Under VMGF’s focus, community-based healthcare becomes a critical lever for building human agency
The Power of Being Seen
There is a particular clarity that comes when one has lived, even briefly, on the margins of power. “I cannot say objectively that being a woman has informed my philanthropy, because I don’t know what it’s like not to be one. But I do know what it’s like to be overlooked, marginalized, or discounted. When you’ve felt invisible, you understand why visibility matters.”Shannon Paz, CEO of Antara International, notes how this commitment translates into practice. “VMGF has been a true partner for Antara. Sapphira embodies this partnership, by offering her knowledge and expertise about fundraising and the philanthropic ecosystem, making connections to other funders, supporting our positioning, and raising awareness about our work. She asks insightful questions about the work on the ground that prompt us to consider and refine our approach, with the shared goal of efficient and lasting impact.”
Manisha Bharti, CEO of Pratham USA, has watched the arc of the Goradia family’s philanthropy long enough to recognize both its roots and its quiet reinvention. “Vijay and Marie were among the earliest diaspora philanthropists to show what trust-based giving could look like, at scale,” she reflects. “What Sapphira is doing now builds on that legacy with remarkable intentionality. Her leadership is strategic, partnership-driven, and deeply respectful of what organizations are trying to achieve.”
What stands out to Manisha most, is the posture. “When a funder begins by asking, as Sapphira often does, ‘how can we be most useful to your mission?’ It changes the entire dynamic. That kind of trust expands what becomes possible. It emboldens our ambition, because we know we are building alongside a partner who sees our success as intertwined with their own.”

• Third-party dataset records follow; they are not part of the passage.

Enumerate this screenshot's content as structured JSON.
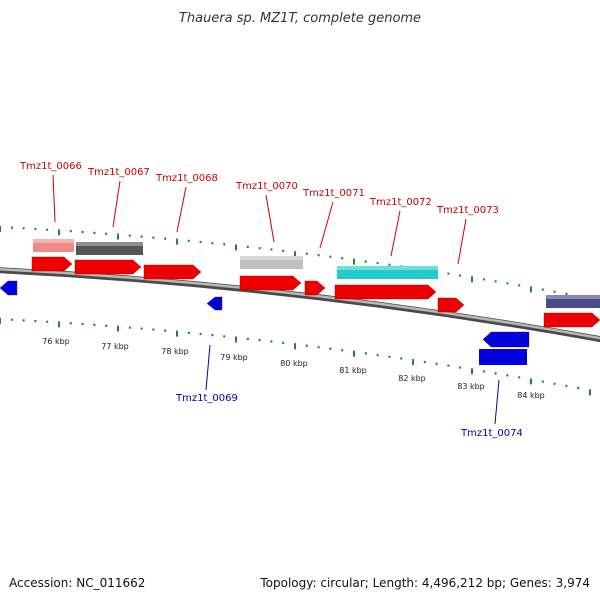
{
  "title": "Thauera sp. MZ1T, complete genome",
  "footer": {
    "accession": "Accession: NC_011662",
    "topology": "Topology: circular; Length: 4,496,212 bp; Genes: 3,974"
  },
  "colors": {
    "forward_gene": "#ee0000",
    "reverse_gene": "#0000dd",
    "label_forward": "#cc0000",
    "label_reverse": "#0000aa",
    "backbone": "#888888",
    "tick": "#1f8a1f",
    "feature_colors": [
      "#ef8a8a",
      "#555555",
      "#c0c0c0",
      "#22cccc",
      "#4a4a8a"
    ]
  },
  "kbp_labels": [
    "76 kbp",
    "77 kbp",
    "78 kbp",
    "79 kbp",
    "80 kbp",
    "81 kbp",
    "82 kbp",
    "83 kbp",
    "84 kbp"
  ],
  "gene_labels": {
    "forward": [
      "Tmz1t_0066",
      "Tmz1t_0067",
      "Tmz1t_0068",
      "Tmz1t_0070",
      "Tmz1t_0071",
      "Tmz1t_0072",
      "Tmz1t_0073"
    ],
    "reverse": [
      "Tmz1t_0069",
      "Tmz1t_0074"
    ]
  }
}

The Future Depends on How Philanthropy Listens
When Sapphira imagines India@100, she does not picture a nation racing breathlessly into its next century. She envisions something steadier, more hard-won: a country that has finally learned to look unflinchingly at the inequities woven through its own tapestry, and to begin the painstaking work of unpicking them thread by deliberate thread. In her mind, progress is not measured by the speed of development, but by the widening of a circle in which trust, dignity, and opportunity are shared inheritances.
She has seen, time and again, how a single chance—unexpected, undeserved, almost miraculous in its arrival—can redirect the arc of a life. But she also knows that true transformation cannot rely on miracles. It begins, quite simply, with listening. The communities closest to injustice often carry truths that philanthropy has been too hurried, too certain, to hear. They know where the fractures lie; they know what it takes to mend them. The role of philanthropy, Sapphira believes, is to listen without the impulse to tidy, to translate, or to claim understanding too quickly.
This is where her conviction sharpens to a fine point. “Survival is the bare minimum,” she says. The real work, the work that lasts, requires harder questions: not What do people lack? but Do they have the power to shape the futures they imagine for themselves? This is the lodestar that guides VMGF today. It means shifting power where it has long been hoarded, tending to agency where it has been eroded, and trusting the wisdom of those whose lives sit at the heart of the work.
And so, in its own way, the Goradia story comes full circle. What began as a family’s instinct to give back has, over the decades, deepened into something braver and more demanding: a belief that philanthropy is not about grand gestures, but about enlarging the realm of possibility for those who have been excluded from it. Under Sapphira’s steady hand, VMGF is helping reshape the very conditions that determine who may hope for it.